Manufacturers say they’ll desperately need such materials to build batteries and chips for electronics and electric vehicles into the future. But scientists and ocean advocates argue deep sea mining is too experimental and the risks too grave for rare and protected species that make a home in the Pacific, already under threat due to climate change.
Assembly Bill 1832, coauthored by Assembly member Mark Stone and Sen. John Laird, could proactively prohibit mining from taking place in California waters that aren’t currently protected – some 2,500 square miles.
“Seabed mining is not just an ecological danger. It is also an economic threat to our communities,” Rivas said Tuesday.

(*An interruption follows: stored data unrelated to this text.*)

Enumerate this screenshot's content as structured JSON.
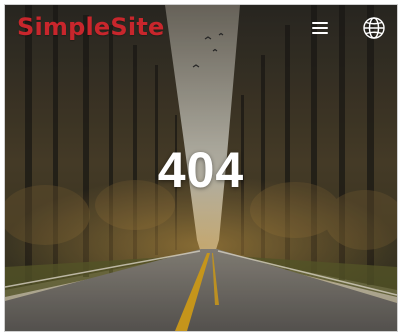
{
  "header": {
    "logo_text": "SimpleSite",
    "menu_icon": "hamburger-menu-icon",
    "language_icon": "globe-icon"
  },
  "main": {
    "error_code": "404"
  },
  "colors": {
    "brand": "#c8262c",
    "heading": "#ffffff"
  }
}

Off of California’s North Coast lie gold and titanium deposits, which could be targeted to manufacture EV batteries and electronic parts. In Southern California, phosphorus could be dredged up from the seafloor, proponents of the bill said. Oregon and Washington have already established laws that prohibit ocean mining.

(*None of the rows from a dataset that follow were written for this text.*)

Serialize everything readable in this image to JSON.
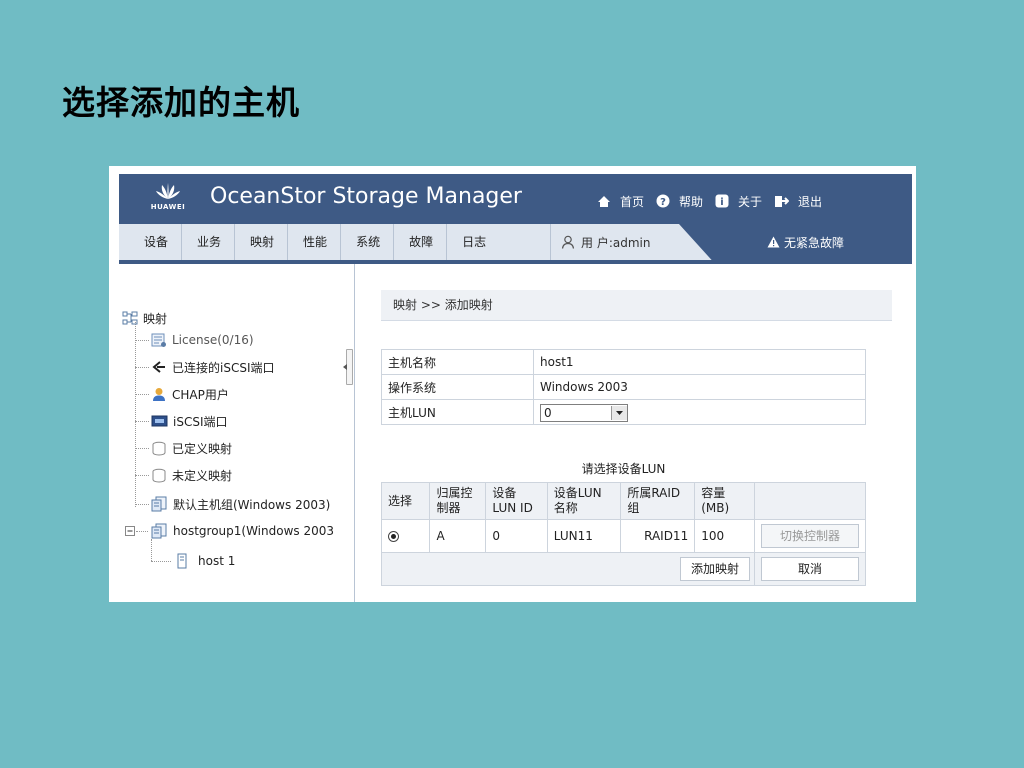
{
  "slide": {
    "title": "选择添加的主机"
  },
  "app": {
    "brand": "HUAWEI",
    "title": "OceanStor Storage Manager",
    "top_links": [
      {
        "label": "首页",
        "icon": "home-icon"
      },
      {
        "label": "帮助",
        "icon": "help-icon"
      },
      {
        "label": "关于",
        "icon": "info-icon"
      },
      {
        "label": "退出",
        "icon": "exit-icon"
      }
    ],
    "menu": [
      "设备",
      "业务",
      "映射",
      "性能",
      "系统",
      "故障",
      "日志"
    ],
    "user_label": "用 户:admin",
    "alert_text": "无紧急故障"
  },
  "tree": {
    "root": "映射",
    "items": [
      {
        "label": "License(0/16)",
        "icon": "license-icon"
      },
      {
        "label": "已连接的iSCSI端口",
        "icon": "connected-port-icon"
      },
      {
        "label": "CHAP用户",
        "icon": "chap-user-icon"
      },
      {
        "label": "iSCSI端口",
        "icon": "iscsi-port-icon"
      },
      {
        "label": "已定义映射",
        "icon": "defined-mapping-icon"
      },
      {
        "label": "未定义映射",
        "icon": "undefined-mapping-icon"
      },
      {
        "label": "默认主机组(Windows 2003)",
        "icon": "host-group-icon"
      },
      {
        "label": "hostgroup1(Windows 2003",
        "icon": "host-group-icon"
      }
    ],
    "child": {
      "label": "host 1",
      "icon": "host-icon"
    }
  },
  "content": {
    "breadcrumb": "映射 >> 添加映射",
    "host_info": [
      {
        "label": "主机名称",
        "value": "host1"
      },
      {
        "label": "操作系统",
        "value": "Windows 2003"
      },
      {
        "label": "主机LUN",
        "value": "0"
      }
    ],
    "lun_caption": "请选择设备LUN",
    "lun_headers": [
      "选择",
      "归属控制器",
      "设备 LUN ID",
      "设备LUN 名称",
      "所属RAID 组",
      "容量 (MB)"
    ],
    "lun_headers_lines": [
      [
        "选择"
      ],
      [
        "归属控",
        "制器"
      ],
      [
        "设备",
        "LUN ID"
      ],
      [
        "设备LUN",
        "名称"
      ],
      [
        "所属RAID",
        "组"
      ],
      [
        "容量",
        "(MB)"
      ]
    ],
    "lun_rows": [
      {
        "selected": true,
        "controller": "A",
        "lun_id": "0",
        "lun_name": "LUN11",
        "raid_group": "RAID11",
        "capacity": "100"
      }
    ],
    "switch_button": "切换控制器",
    "add_button": "添加映射",
    "cancel_button": "取消"
  }
}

“Destructive, deep sea mining has yet to reach California’s deep water environments, which gives us a really rare opportunity to actually get ahead of a problem and be proactive and take a precautionary approach,” said Surfrider Foundation CEO Chad Nelson.
Seabed mining, Deep Sea Conservation Coalition co-founder Matthew Gianni argued, could put further stress on California fisheries, an industry that’s struggled with increased regulations and impacts from climate change.
“As an ex-commercial fisherman … I can’t imagine what it would be like to compete with the deep seabed mining industry that would be kicking up hundreds, if not thousands of tons of sediment off the deep sea floor,” Gianni said.
While the technology and industry is still budding, in global waters the search for deep water deposits has already begun – off the coast of Namibia, Papua New Guinea, Japan and South Korea.
Mining for metals and minerals on land also has serious implications. But AB 1832 proponents said that industry leaders are already looking to manufacture batteries in ways that have lesser environmental impacts. Gianni pointed to streamlining electronic waste programs to reuse materials.
Julie Packard, executive director of the Monterey Bay Aquarium, said there’s just not enough data showing that seabed mining explorations could be done without degrading delicate marine ecosystems.
“We obviously need to meet the growing demand for technology in our society – we all depend on it. But we need to do it in ways other than damaging extraction of raw materials,” Packard said. “Seabed mining, like the deep sea itself, is full of unknowns. We can’t risk it.”